Martine Hébert, vice-présidente (Québec) de la Fédération canadienne de l’entreprise indépendante: «Il est temps de prendre soin de notre poumon économique.»
Photo: Source FCEI Martine Hébert, vice-présidente (Québec) de la Fédération canadienne de l’entreprise indépendante: «Il est temps de prendre soin de notre poumon économique.»

Le Devoir présente chaque mercredi, pour une période de huit semaines, une page dédiée aux PME et à la réflexion sur la problématique de la relève au sein de ces entreprises. La prochaine décennie verra nombre de ces propriétaires d'entreprise atteindre l'âge de la retraite. Cette réalité pose le défi de la continuité pour ce qui a longtemps constitué le cœur de l'économie québécoise. Relève, succession, taux de survie de l'entreprise familiale, financement et transfert harmonieux deviennent autant d'enjeux critiques en cette période-charnière, où le modèle même de l'entrepreneuriat est confronté au test des générations.

Le poumon économique du Québec a besoin d'oxygène. La petite et moyenne entreprise (PME) étouffe dans un environnement fiscal et réglementaire qui décourage les entrepreneurs et n'incite guère les jeunes de la relève à sauter dans le train de la relance d'entreprises familiales.

Celle qui fait ce constat sur l'état de la PME au Québec est à la tête de la Fédération canadienne de l'entreprise indépendante (FCEI). «Il est temps de prendre soin de notre poumon économique», prévient Martine Hébert, la vice-présidente, Québec, au sein de l'organisme de défense de la PME.

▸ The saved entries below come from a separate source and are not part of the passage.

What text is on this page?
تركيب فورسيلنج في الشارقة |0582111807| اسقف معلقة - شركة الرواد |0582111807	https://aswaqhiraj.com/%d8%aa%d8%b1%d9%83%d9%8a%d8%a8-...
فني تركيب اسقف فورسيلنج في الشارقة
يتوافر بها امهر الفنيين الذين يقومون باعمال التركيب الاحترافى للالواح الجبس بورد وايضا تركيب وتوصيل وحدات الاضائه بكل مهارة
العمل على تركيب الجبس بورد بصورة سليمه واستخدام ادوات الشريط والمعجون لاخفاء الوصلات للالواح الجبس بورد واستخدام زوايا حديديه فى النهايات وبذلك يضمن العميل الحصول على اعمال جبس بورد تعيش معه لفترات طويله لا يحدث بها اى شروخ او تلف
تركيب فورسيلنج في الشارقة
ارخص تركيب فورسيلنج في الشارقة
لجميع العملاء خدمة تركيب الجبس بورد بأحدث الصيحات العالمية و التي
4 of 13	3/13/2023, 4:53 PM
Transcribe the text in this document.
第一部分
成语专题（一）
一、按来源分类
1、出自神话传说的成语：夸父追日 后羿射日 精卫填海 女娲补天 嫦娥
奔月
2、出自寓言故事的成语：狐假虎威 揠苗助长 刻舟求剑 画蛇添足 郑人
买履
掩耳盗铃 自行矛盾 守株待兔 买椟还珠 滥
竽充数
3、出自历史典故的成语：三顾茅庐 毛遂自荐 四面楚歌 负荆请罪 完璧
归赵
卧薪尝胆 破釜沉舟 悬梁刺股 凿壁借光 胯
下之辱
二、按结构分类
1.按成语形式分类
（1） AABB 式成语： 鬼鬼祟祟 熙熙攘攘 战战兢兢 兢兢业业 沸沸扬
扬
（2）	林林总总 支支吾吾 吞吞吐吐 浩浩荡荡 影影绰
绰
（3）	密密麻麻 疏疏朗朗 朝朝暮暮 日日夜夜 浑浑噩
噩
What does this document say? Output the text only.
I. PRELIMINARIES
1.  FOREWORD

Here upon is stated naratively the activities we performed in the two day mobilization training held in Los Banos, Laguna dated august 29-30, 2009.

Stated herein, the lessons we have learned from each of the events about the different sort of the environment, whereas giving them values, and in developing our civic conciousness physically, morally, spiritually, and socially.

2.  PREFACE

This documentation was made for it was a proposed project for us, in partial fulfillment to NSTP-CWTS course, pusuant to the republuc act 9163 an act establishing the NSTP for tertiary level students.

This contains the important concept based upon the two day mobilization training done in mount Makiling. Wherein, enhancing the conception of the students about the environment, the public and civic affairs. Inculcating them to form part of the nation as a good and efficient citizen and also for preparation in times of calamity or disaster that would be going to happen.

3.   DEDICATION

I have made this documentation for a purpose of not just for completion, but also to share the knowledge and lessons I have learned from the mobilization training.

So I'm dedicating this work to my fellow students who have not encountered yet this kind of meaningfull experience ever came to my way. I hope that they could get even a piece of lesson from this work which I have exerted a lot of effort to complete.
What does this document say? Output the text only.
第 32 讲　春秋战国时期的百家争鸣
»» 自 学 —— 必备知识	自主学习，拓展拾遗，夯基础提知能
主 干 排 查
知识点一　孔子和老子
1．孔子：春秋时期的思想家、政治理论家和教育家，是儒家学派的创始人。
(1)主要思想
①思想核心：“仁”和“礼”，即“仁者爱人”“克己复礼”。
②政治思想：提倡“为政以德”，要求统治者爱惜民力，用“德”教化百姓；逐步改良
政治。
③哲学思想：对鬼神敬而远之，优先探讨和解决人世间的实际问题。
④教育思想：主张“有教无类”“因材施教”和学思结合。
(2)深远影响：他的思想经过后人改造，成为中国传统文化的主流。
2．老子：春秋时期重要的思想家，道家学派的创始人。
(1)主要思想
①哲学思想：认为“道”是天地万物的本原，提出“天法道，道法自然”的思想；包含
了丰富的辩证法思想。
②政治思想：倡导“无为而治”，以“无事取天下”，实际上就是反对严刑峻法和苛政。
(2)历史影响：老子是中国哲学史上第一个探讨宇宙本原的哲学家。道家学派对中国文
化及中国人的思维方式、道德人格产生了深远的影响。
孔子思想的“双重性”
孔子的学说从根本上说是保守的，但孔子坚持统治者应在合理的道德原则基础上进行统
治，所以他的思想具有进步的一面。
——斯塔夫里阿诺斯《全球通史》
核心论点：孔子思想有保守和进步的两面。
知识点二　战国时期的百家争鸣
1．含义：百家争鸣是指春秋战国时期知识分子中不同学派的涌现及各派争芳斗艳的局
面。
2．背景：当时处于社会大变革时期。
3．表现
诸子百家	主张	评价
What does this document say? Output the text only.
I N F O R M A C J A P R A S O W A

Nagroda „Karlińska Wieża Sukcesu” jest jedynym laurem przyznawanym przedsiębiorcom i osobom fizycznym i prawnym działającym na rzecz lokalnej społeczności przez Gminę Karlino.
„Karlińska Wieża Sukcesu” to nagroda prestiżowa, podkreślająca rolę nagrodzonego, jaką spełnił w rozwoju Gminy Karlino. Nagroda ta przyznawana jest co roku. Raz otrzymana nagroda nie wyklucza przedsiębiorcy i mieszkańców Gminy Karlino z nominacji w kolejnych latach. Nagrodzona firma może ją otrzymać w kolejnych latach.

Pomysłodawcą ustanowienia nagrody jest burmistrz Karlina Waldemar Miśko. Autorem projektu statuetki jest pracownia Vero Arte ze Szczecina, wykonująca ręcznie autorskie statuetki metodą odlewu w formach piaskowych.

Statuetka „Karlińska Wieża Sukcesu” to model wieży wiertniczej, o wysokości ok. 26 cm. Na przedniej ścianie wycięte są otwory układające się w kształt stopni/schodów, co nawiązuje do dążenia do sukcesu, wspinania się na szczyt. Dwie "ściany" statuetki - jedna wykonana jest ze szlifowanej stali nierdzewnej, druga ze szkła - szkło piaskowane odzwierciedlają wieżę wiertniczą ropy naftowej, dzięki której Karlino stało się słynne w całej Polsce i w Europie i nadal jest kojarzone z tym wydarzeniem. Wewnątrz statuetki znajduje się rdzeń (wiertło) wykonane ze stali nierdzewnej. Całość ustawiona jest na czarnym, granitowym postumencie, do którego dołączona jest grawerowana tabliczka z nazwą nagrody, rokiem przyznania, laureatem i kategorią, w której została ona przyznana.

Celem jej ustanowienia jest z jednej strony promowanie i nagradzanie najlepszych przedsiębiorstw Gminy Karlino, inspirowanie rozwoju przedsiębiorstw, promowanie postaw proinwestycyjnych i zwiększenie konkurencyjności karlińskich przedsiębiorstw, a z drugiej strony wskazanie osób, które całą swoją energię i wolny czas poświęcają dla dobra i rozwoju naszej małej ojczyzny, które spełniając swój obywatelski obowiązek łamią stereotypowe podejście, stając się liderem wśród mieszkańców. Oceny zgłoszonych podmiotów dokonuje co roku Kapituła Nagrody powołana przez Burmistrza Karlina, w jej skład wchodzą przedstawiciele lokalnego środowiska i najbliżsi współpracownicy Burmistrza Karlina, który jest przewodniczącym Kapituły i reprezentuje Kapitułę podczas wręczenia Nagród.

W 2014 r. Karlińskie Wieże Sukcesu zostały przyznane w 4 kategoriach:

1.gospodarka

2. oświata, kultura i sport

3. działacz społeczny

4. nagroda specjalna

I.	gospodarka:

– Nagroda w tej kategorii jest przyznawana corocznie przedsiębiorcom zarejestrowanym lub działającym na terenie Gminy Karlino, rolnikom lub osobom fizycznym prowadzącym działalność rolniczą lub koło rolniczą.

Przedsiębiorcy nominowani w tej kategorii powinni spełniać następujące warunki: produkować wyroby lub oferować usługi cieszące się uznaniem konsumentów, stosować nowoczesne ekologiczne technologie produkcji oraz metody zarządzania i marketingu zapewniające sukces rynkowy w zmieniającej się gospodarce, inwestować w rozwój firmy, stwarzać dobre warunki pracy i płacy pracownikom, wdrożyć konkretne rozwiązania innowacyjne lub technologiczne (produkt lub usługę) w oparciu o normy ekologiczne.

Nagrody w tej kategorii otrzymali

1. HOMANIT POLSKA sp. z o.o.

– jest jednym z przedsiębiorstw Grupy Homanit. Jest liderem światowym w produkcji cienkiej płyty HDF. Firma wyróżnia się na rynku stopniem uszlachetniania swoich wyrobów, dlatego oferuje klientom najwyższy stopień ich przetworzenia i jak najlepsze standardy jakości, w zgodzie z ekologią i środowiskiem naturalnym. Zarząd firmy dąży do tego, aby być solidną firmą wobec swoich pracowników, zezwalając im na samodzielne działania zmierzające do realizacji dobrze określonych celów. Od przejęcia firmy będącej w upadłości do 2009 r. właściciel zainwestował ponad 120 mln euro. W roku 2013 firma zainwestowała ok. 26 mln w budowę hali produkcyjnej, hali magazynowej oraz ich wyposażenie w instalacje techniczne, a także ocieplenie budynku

Elle n'est pas à court d'arguments pour défendre la position des entrepreneurs. À preuve: la PME, au Québec, joue un rôle-clé au sein de l'économie avec une contribution de près de 50 % du PIB et le maintien de 55 % de tous les emplois. Au palmarès canadien, le Québec vient au deuxième rang, avec 242 710 petites et moyennes entreprises, derrière l'Ontario, où on dénombre 387 170 PME de moins de 100 employés.

«Dans la vraie vie, 95 % de nos PME ont moins de 50 employés; de ce nombre, 73 % ont moins de 10 employés et 50 % en ont moins de 5. On peut dire sans se tromper que le bassin entrepreneurial est composé de petites entreprises», constate-t-elle à la lumière des statistiques compilées par l'organisme.

Elle-même fille d'entrepreneur, elle connaît la réalité sur le terrain. «La vitalité de notre économie dépend largement de la petite et moyenne entreprise. Ce sont les PME qui ont assuré le maintien de plusieurs régions du Québec, et c'est encore le cas aujourd'hui. Mais pour combien de temps encore?», questionne-t-elle.

Ce que voit Martine Hébert l'inquiète. La PME, selon elle, connaît un déclin, non pas parce que les entrepreneurs ont perdu la flamme, mais plutôt en raison des contraintes fiscales et réglementaires qui leur sont imposées. «Nous le disons sur toutes les tribunes: le problème, ce n'est pas la création de nouvelles entreprises, il y a de nombreux programmes et de généreuses subventions pour favoriser leur éclosion. Le problème, c'est plutôt d'assurer leur maintien après quelques années d'activité. Le fardeau fiscal global est beaucoup trop lourd. Par exemple, au Québec, la PME paie 8 % d'impôt sur ses bénéfices, tandis qu'ailleurs au pays c'est deux fois moins. On se fait taxer sur tout: nous évoluons dans un environnement hostile. Le Québec est le champion des taxes sur la masse salariale, et on devine bien que la PME n'est pas épargnée, bien au contraire», déplore Martine Hébert.

Ce n'est pas la première fois que la vice-présidente de la FCEI monte au créneau pour réclamer des assouplissements, histoire de permettre aux entrepreneurs de souffler un peu. Elle siège entre autres à un comité de travail mis sur pied à l'hiver 2011 par les ministres Sam Hamad et Clément Gignac, dont l'objectif est de simplifier et de réduire de 20 % les formalités administratives et réglementaires dans les entreprises.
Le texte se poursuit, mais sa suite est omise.